As the Russians push their imperial agenda in the Ukraine, and Western leaders wring their hands, the ’70s come painfully to mind.
I bring up the ’70s — of god-awful memory — as much to nourish hope as to enlarge perspective on current events in the world and the nation along with it.
As the hearing-aid set — of which your servant is a certificate-holding member — will recall, the ’70s began with the U.S. in decline, at home and abroad. Inflation and fast-rising energy costs looked uncontrollable. The Nixon administration’s response was wage-price controls — an expedient never successful anywhere. A long, bloody, divisive and essentially futile war in Southeast Asia was winding down. It remained only to negotiate our exit costs.
In this environment of American weakness and confusion, enemies pounced. The Iranians seized our embassy in Tehran. The Russians invaded Afghanistan.
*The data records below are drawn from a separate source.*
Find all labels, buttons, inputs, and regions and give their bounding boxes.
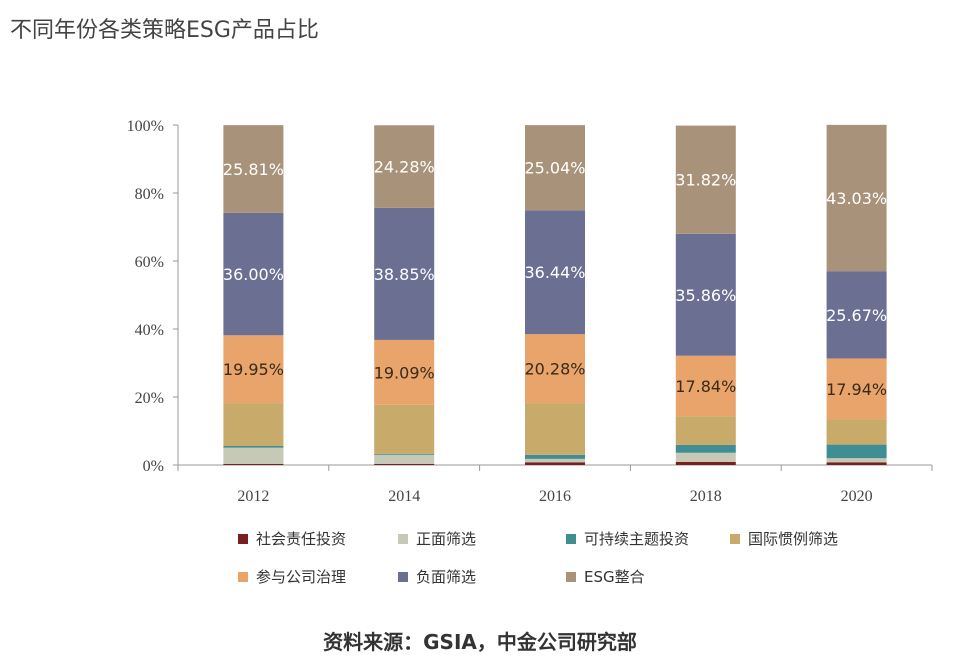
data-label: 36.00% xyxy=(223,265,284,284)
data-label: 19.09% xyxy=(374,363,435,382)
y-tick-label: 0% xyxy=(143,458,164,475)
data-label: 36.44% xyxy=(524,263,585,282)
data-label: 20.28% xyxy=(524,360,585,379)
y-tick-label: 60% xyxy=(135,254,164,271)
legend-item: 参与公司治理 xyxy=(238,566,346,587)
data-label: 19.95% xyxy=(223,360,284,379)
bar-segment xyxy=(826,358,887,420)
bar-segment xyxy=(826,124,887,272)
bar-segment xyxy=(374,454,435,464)
bar-segment xyxy=(826,462,887,465)
bar-segment xyxy=(374,207,435,340)
y-tick-label: 80% xyxy=(135,186,164,203)
legend-label: 可持续主题投资 xyxy=(584,530,690,548)
data-label: 25.81% xyxy=(223,160,284,179)
bar-segment xyxy=(374,339,435,405)
bar-segment xyxy=(525,454,585,459)
legend-label: 参与公司治理 xyxy=(256,568,347,586)
data-label: 35.86% xyxy=(675,286,736,305)
bar-segment xyxy=(675,233,736,356)
bar-segment xyxy=(675,416,736,445)
legend-item: 国际惯例筛选 xyxy=(730,528,838,549)
bar-segment xyxy=(525,462,585,465)
bar-segment xyxy=(826,458,887,463)
legend-label: 正面筛选 xyxy=(416,530,477,548)
legend-item: 可持续主题投资 xyxy=(566,528,689,549)
legend-item: 社会责任投资 xyxy=(238,528,346,549)
legend-label: 国际惯例筛选 xyxy=(748,530,839,548)
x-tick-label: 2014 xyxy=(388,488,420,505)
legend-swatch xyxy=(398,533,408,544)
bar-segment xyxy=(826,444,887,459)
bar-segment xyxy=(826,419,887,445)
data-label: 38.85% xyxy=(374,265,435,284)
legend-label: ESG整合 xyxy=(584,568,645,586)
bar-segment xyxy=(374,404,435,454)
legend-item: ESG整合 xyxy=(566,566,645,587)
data-label: 43.03% xyxy=(826,189,887,208)
legend-swatch xyxy=(566,571,576,582)
data-label: 24.28% xyxy=(374,158,435,177)
bar-segment xyxy=(675,355,736,417)
bar-segment xyxy=(223,212,284,336)
legend-swatch xyxy=(238,533,248,544)
y-tick-label: 40% xyxy=(135,322,164,339)
legend-swatch xyxy=(566,533,576,544)
stacked-bar-chart: 0% 20% 40% 60% 80% 100% 19.95% 36.00% 25.81% 2012… xyxy=(127,118,933,505)
bar-segment xyxy=(675,444,736,453)
bar-segment xyxy=(223,335,284,404)
chart-title: 不同年份各类策略ESG产品占比 xyxy=(10,18,319,43)
data-label: 25.04% xyxy=(524,159,585,178)
bar-segment xyxy=(374,463,435,465)
y-tick-label: 100% xyxy=(127,118,164,135)
x-tick-label: 2012 xyxy=(237,488,269,505)
legend-item: 负面筛选 xyxy=(398,566,476,587)
x-tick-label: 2020 xyxy=(841,488,873,505)
data-label: 25.67% xyxy=(826,306,887,325)
bar-segment xyxy=(525,125,585,211)
x-tick-label: 2018 xyxy=(690,488,722,505)
bar-segment xyxy=(675,452,736,462)
bar-segment xyxy=(525,334,585,404)
data-label: 31.82% xyxy=(675,171,736,190)
legend-label: 社会责任投资 xyxy=(256,530,347,548)
bar-segment xyxy=(223,125,284,213)
bar-segment xyxy=(374,125,435,208)
y-tick-label: 20% xyxy=(135,390,164,407)
bar-segment xyxy=(675,461,736,465)
bar-segment xyxy=(525,210,585,335)
bar-segment xyxy=(525,458,585,463)
legend-label: 负面筛选 xyxy=(416,568,477,586)
bar-segment xyxy=(826,271,887,359)
source-note: 资料来源：GSIA，中金公司研究部 xyxy=(323,630,637,654)
legend-swatch xyxy=(238,571,248,582)
bar-segment xyxy=(374,453,435,455)
legend-item: 正面筛选 xyxy=(398,528,476,549)
data-label: 17.84% xyxy=(675,377,736,396)
bar-segment xyxy=(223,403,284,446)
bar-segment xyxy=(223,447,284,464)
bar-segment xyxy=(675,125,736,234)
legend-swatch xyxy=(398,571,408,582)
x-tick-label: 2016 xyxy=(539,488,571,505)
data-label: 17.94% xyxy=(826,380,887,399)
bar-segment xyxy=(525,403,585,455)
bar-segment xyxy=(223,463,284,465)
bar-segment xyxy=(223,445,284,448)
legend-swatch xyxy=(730,533,740,544)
The cycle of decline and fall was arrested, and then reversed, in the ’80s. Having seen what didn’t work in foreign policy — American guilt, American disengagement — America, during the Reagan presidency, re-engaged. And, having done so, won the Cold War. In economic terms, the government stepped back, cut tax rates, eased various regulations and returned to the free marketplace some of its old-time flexibility. Things began working again.
They worked, that is, until “the thing that hath been” cruised back by the crime scene to test the shortness of our memories. Sure enough, around the year 2008, circumstances found the U.S. largely immobilized by the experience of war and the mistakes that seem to go with freedom and prosperity.
Under the guiding hand of Barack Obama, the old policies came back — guilt, disengagement from responsibilities, pessimism as to American ideals and capabilities, resentment of economic success; a variety of mannerisms and anxieties that predict bad decision-making at the top.